Tiga bulan kemudian, sebuah pesawat pembom B-52 Stratofortress Angkatan Udara AS yang memiliki kemampuan membawa senjata nuklir, mendarat di Korea Selatan untuk pertama kalinya dalam tiga dekade terakhir.

Pada bulan Oktober 2023, Korea Selatan melakukan latihan militer besar-besaran “Vigilant Storm” dengan Jepang dan Amerika Serikat. Latihan ini melibatkan 240 pesawat tempur dan melakukan simulasi serangan massal terhadap sasaran di utara.

Merespons latihan tesebut, Korea Utara kemudian mengerahkan sedikitnya 180 pesawat tempur pada awal November dalam operasi di dekat Zona Demiliterisasi. Korea Utara juga tak berhenti melakukan uji peluncuran rudal balistik yang membuat khawatir Korea Selatan, Jepang, dan Amerika Serikat.

Yang terbaru, pada 14 Januari Pyongyang melakukan peluncuran rudal pertamanya tahun 2024 dengan menembakkan rudal balistik berbahan bakar padat jarak pendek KN-23 ke arah Laut Timur. Peluncuran yang dilaksanakan dari suatu daerah di dekat Pyongyang itu mengantarkan rudal KN-23 mencapai jarak 1.000 km sebelum jatuh ke laut antara Korea Utara dan Jepang di luar Zona Ekonomi Eksklusif (ZEE) Jepang.
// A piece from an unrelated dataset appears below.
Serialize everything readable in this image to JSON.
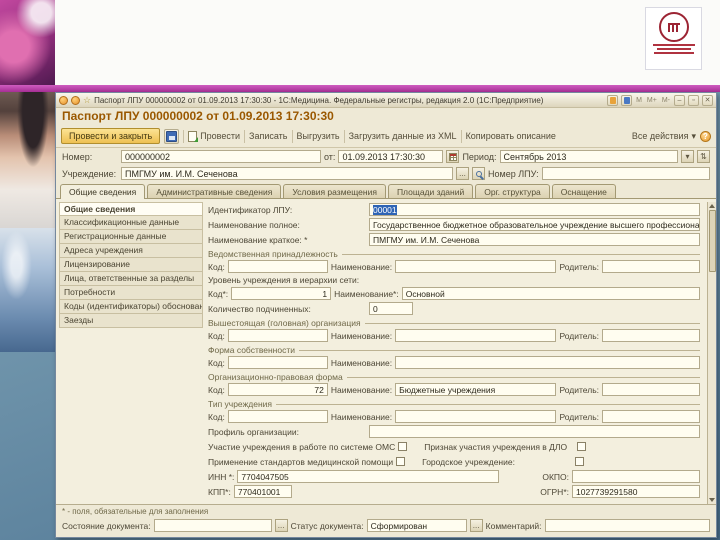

Peluncuran rudal tersebut menandai dimulainya pengujian senjata baru yang diharapkan mampu menyerang pangkalan militer AS di Pasifik Barat, termasuk Guam.

Kepala Staf Gabungan (JCS) Korea Selatan mengutuk peluncuran rudal tersebut dan mengatakan hal itu sebagai tindakan provokatif yang nyata.

JCS menyoroti komitmen militer untuk memantau secara dekat aktivitas Korea Utara. Pernyataan tersebut menekankan pemeliharaan kemampuan dan kesiapan untuk merespons dengan tegas setiap provokasi.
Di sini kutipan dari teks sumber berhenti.